If you're integrating ovstream into your own renderer, start from ovrtx_stream/main.py as a reference, then strip the ovrtx-specific pieces and replace them with your own frame producer.
Key Differences: Python vs C
| Aspect | Python | C |
|---|
| Server lifetime | Context manager (with Server(...) as s) or explicit close() | ovstream_destroy_server(server) |
| Errors | OvstreamError exceptions | ovstream_result_t returns + ovstream_get_last_error() |
| Callback wiring | Assign to server.on_connection, .on_message, .on_input | ovstream_set_connection_callback, ovstream_set_message_callback, ovstream_set_input_callback |
| Config | ServerConfig(width=..., height=..., ...) dataclass | ovstream_server_config_t struct + ovstream_config_defaults() |
Common Pitfalls
- Callback timing. Callbacks fire on internal network/SDK threads. Either keep callback bodies short and lock-free, or marshal to your main thread yourself. See
callbacks-and-input skill.
- Buffer lifetime in streaming.
stream_video stages the frame data into server-owned memory before returning, so the caller-supplied buffer is free to reuse or release immediately on return.

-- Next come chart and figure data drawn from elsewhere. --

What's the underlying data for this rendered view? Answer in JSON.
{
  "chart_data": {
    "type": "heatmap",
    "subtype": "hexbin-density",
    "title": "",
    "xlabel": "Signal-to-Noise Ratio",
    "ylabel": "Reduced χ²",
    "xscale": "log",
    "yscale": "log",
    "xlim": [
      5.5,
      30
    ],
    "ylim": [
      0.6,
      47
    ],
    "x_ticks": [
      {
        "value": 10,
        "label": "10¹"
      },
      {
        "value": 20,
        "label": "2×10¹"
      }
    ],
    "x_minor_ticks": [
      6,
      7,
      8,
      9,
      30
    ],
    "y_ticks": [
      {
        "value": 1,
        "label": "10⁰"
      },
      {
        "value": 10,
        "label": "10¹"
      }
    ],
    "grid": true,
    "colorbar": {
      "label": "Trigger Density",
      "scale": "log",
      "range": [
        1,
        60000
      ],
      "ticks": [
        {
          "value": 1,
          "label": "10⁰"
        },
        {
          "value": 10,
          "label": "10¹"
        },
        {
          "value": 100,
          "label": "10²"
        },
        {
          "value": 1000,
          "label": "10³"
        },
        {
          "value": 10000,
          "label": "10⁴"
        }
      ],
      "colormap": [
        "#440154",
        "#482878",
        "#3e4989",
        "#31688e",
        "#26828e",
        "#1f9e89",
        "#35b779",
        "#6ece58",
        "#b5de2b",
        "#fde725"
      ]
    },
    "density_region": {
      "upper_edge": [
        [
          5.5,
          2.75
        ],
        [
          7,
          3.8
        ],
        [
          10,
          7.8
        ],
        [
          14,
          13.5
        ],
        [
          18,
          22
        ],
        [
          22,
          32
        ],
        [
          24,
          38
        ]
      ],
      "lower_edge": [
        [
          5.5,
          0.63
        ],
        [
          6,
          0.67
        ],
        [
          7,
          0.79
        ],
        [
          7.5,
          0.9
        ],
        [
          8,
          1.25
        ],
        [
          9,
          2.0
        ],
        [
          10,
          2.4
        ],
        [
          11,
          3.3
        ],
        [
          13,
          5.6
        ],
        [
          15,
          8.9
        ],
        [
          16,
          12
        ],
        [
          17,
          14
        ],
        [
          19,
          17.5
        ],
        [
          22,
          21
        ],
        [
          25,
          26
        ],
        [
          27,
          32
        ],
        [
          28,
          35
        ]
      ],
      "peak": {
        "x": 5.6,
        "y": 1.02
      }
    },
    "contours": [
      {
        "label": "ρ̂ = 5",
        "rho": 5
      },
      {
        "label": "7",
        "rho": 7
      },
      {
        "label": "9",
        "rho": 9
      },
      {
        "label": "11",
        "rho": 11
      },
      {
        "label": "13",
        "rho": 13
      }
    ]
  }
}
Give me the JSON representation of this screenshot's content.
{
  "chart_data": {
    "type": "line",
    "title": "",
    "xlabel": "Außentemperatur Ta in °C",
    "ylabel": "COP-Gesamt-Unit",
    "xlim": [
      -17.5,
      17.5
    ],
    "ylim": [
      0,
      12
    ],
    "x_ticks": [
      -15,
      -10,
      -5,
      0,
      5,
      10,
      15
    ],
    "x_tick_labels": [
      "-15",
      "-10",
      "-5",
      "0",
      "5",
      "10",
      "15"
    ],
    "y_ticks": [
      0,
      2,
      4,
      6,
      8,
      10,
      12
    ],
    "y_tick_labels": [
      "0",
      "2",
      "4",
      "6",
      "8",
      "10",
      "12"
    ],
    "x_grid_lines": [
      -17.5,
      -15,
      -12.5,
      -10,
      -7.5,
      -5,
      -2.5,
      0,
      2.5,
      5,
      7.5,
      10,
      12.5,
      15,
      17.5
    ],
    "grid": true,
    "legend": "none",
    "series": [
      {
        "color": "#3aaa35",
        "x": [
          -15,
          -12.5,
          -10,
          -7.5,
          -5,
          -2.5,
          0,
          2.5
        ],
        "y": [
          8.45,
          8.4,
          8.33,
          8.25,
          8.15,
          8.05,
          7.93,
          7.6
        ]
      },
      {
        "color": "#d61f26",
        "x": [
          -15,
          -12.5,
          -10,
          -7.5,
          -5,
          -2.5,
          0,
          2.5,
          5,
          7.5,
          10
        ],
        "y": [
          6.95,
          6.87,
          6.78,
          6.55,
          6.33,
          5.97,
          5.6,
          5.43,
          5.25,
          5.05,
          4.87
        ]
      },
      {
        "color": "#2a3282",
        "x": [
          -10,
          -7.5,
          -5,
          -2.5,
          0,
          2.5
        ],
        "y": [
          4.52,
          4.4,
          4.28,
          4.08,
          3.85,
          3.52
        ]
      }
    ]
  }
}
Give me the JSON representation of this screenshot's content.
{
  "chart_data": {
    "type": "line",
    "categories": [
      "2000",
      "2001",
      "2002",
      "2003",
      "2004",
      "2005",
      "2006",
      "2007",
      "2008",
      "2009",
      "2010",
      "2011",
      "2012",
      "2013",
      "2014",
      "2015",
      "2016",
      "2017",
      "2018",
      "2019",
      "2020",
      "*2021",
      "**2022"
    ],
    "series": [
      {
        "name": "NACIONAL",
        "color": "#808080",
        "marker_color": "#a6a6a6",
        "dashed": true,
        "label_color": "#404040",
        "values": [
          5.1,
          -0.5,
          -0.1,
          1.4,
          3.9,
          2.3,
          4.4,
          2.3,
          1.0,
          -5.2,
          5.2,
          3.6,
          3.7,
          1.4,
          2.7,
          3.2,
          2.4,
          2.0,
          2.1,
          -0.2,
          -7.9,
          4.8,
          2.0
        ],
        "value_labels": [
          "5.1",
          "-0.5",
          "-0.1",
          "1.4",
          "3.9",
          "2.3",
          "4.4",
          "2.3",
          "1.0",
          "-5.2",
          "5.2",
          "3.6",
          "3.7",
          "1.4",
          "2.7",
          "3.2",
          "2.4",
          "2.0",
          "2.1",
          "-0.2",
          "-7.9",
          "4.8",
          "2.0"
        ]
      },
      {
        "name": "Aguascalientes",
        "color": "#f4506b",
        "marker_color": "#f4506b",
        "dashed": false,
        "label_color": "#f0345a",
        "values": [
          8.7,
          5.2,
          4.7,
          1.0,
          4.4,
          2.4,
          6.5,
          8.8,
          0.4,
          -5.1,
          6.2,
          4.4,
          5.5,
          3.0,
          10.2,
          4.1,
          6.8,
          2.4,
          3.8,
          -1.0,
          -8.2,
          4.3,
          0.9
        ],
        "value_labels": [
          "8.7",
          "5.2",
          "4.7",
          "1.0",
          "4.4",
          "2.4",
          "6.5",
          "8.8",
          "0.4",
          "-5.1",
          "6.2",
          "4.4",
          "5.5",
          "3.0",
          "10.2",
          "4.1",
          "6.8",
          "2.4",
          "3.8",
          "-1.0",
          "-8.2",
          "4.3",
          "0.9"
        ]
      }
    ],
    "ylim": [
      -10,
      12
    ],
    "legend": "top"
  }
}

Reusing a long-lived buffer across frames is still the common pattern because it avoids per-frame allocation; per-frame std::vectors or stack buffers are also legal. Producers that want to skip the staging copy and overlap their next render with the encoder's read should pass a CUDA event via frame.sync.
- RTSP has no input/message channel. Registering
on_message / on_input on an RTSP server is silent — the registration succeeds but the callbacks never fire. WebRTC, native, SHM, and CUDASHM all carry a reverse channel; SHM and CUDASHM do so via a local control socket / named pipe alongside their pixel transports.
- Don't forget the ref-counted shutdown. Every
initialize must be paired with a shutdown. Calling initialize twice and shutdown once leaks the backend lifetime.
- See
error-handling skill for robust error checking patterns in both languages.